Wiltsie, meanwhile, is letting his waffles frie get cold. He's got plenty to say on the matter and while he strongly believes in the biblical definition of marriage, he sees this culture war as something even bigger.

To this heating/cooling mechanic, the morality of our country is hanging in the balance. It's been degraded so fast, many Americans don't even recognize it when you point it out.

"I don't think it's so much the marriage issue," Wiltsie said. "There's people who want to stand up against Christians and against the Bible and this is the way they can do it."

Exhibit A, as Wiltsie pointed out, was the music playing overhead that day, if you could hear it above all the commotion.

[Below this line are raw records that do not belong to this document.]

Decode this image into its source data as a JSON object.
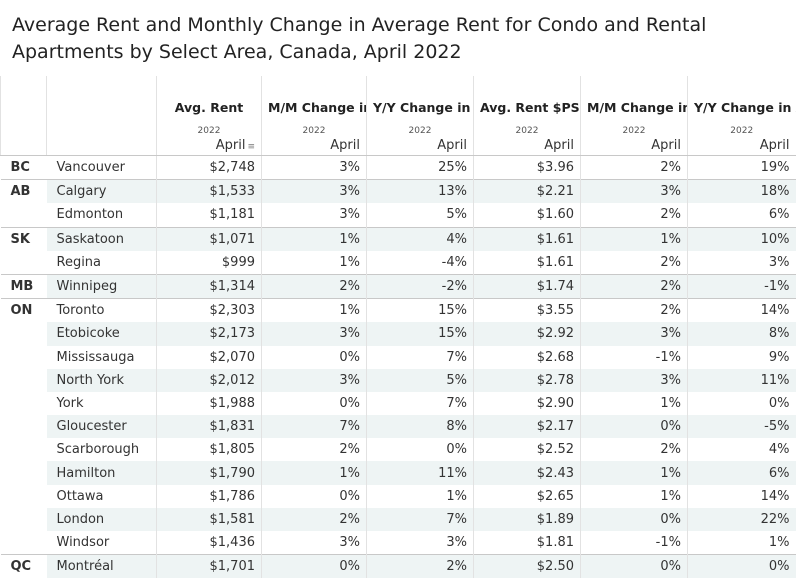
{
  "title": "Average Rent and Monthly Change in Average Rent for Condo and Rental Apartments by Select Area, Canada, April 2022",
  "columns": [
    {
      "label": "Avg. Rent",
      "year": "2022",
      "month": "April"
    },
    {
      "label": "M/M Change in Avg Rent",
      "year": "2022",
      "month": "April"
    },
    {
      "label": "Y/Y Change in Avg Rent",
      "year": "2022",
      "month": "April"
    },
    {
      "label": "Avg. Rent $PSF",
      "year": "2022",
      "month": "April"
    },
    {
      "label": "M/M Change in Avg Rent $PSF",
      "year": "2022",
      "month": "April"
    },
    {
      "label": "Y/Y Change in Avg Rent $PSF",
      "year": "2022",
      "month": "April"
    }
  ],
  "sort_glyph": "≡",
  "rows": [
    {
      "prov": "BC",
      "city": "Vancouver",
      "vals": [
        "$2,748",
        "3%",
        "25%",
        "$3.96",
        "2%",
        "19%"
      ]
    },
    {
      "prov": "AB",
      "city": "Calgary",
      "vals": [
        "$1,533",
        "3%",
        "13%",
        "$2.21",
        "3%",
        "18%"
      ]
    },
    {
      "prov": "",
      "city": "Edmonton",
      "vals": [
        "$1,181",
        "3%",
        "5%",
        "$1.60",
        "2%",
        "6%"
      ]
    },
    {
      "prov": "SK",
      "city": "Saskatoon",
      "vals": [
        "$1,071",
        "1%",
        "4%",
        "$1.61",
        "1%",
        "10%"
      ]
    },
    {
      "prov": "",
      "city": "Regina",
      "vals": [
        "$999",
        "1%",
        "-4%",
        "$1.61",
        "2%",
        "3%"
      ]
    },
    {
      "prov": "MB",
      "city": "Winnipeg",
      "vals": [
        "$1,314",
        "2%",
        "-2%",
        "$1.74",
        "2%",
        "-1%"
      ]
    },
    {
      "prov": "ON",
      "city": "Toronto",
      "vals": [
        "$2,303",
        "1%",
        "15%",
        "$3.55",
        "2%",
        "14%"
      ]
    },
    {
      "prov": "",
      "city": "Etobicoke",
      "vals": [
        "$2,173",
        "3%",
        "15%",
        "$2.92",
        "3%",
        "8%"
      ]
    },
    {
      "prov": "",
      "city": "Mississauga",
      "vals": [
        "$2,070",
        "0%",
        "7%",
        "$2.68",
        "-1%",
        "9%"
      ]
    },
    {
      "prov": "",
      "city": "North York",
      "vals": [
        "$2,012",
        "3%",
        "5%",
        "$2.78",
        "3%",
        "11%"
      ]
    },
    {
      "prov": "",
      "city": "York",
      "vals": [
        "$1,988",
        "0%",
        "7%",
        "$2.90",
        "1%",
        "0%"
      ]
    },
    {
      "prov": "",
      "city": "Gloucester",
      "vals": [
        "$1,831",
        "7%",
        "8%",
        "$2.17",
        "0%",
        "-5%"
      ]
    },
    {
      "prov": "",
      "city": "Scarborough",
      "vals": [
        "$1,805",
        "2%",
        "0%",
        "$2.52",
        "2%",
        "4%"
      ]
    },
    {
      "prov": "",
      "city": "Hamilton",
      "vals": [
        "$1,790",
        "1%",
        "11%",
        "$2.43",
        "1%",
        "6%"
      ]
    },
    {
      "prov": "",
      "city": "Ottawa",
      "vals": [
        "$1,786",
        "0%",
        "1%",
        "$2.65",
        "1%",
        "14%"
      ]
    },
    {
      "prov": "",
      "city": "London",
      "vals": [
        "$1,581",
        "2%",
        "7%",
        "$1.89",
        "0%",
        "22%"
      ]
    },
    {
      "prov": "",
      "city": "Windsor",
      "vals": [
        "$1,436",
        "3%",
        "3%",
        "$1.81",
        "-1%",
        "1%"
      ]
    },
    {
      "prov": "QC",
      "city": "Montréal",
      "vals": [
        "$1,701",
        "0%",
        "2%",
        "$2.50",
        "0%",
        "0%"
      ]
    }
  ]
}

Earlier in the year, Chick-fil-A was pressured to remove contemporary Christian music from their stores, replacing it with instrumental tracts. They had received complaints about non-Christians feeling unwelcomed when they heard the name of Jesus in the lyrics of songs.

This, from a company that has given up millions over the years by being closed on Sundays to support any of their workers who want to attend a worship service. Chick-fil-A even kept their doors locked on Sundays during the 1996 Atlanta Olympic Games, costing untold profits.

"You can go to (other restaurants) and you can hear cussing in songs or music that promotes immoral values," Wiltsie said. "But you come to Chick-fil-A and it's instrumental because people don't like hearing the name of Jesus Christ.

"Is that what our society has come to?"

Wiltsie, too fired up now to even think about which dipping sauce to use for his strips, makes a strong case.

So much of this argument has been rooted in what people have blanketed as Dan Cathy's "intolerance," how he's serving "hate chicken" at his restaurant, dipped in more hate.

And then you experience Chick-fil-A for yourself and are treated with more love and respect than you get at any other fast-food chain and you wonder where all that "hate chicken" is being stored.

"It's Christian values that are being bombarded," Wiltsie said. "It seems they are giving more freedom of speech to those against moral values than those who are for moral values."

Maybe it's best to let the Scriptures have the last word on this one. What does the Bible say about standing up for what is right? Regardless of societal pressures or social chicken sandwich wars that may cloud the issue?

This verse from Romans 12:2 gets right to the point: "And do not be conformed to this world, but be transformed by the renewing of your mind, that you may prove what is that good and acceptable and perfect will of God."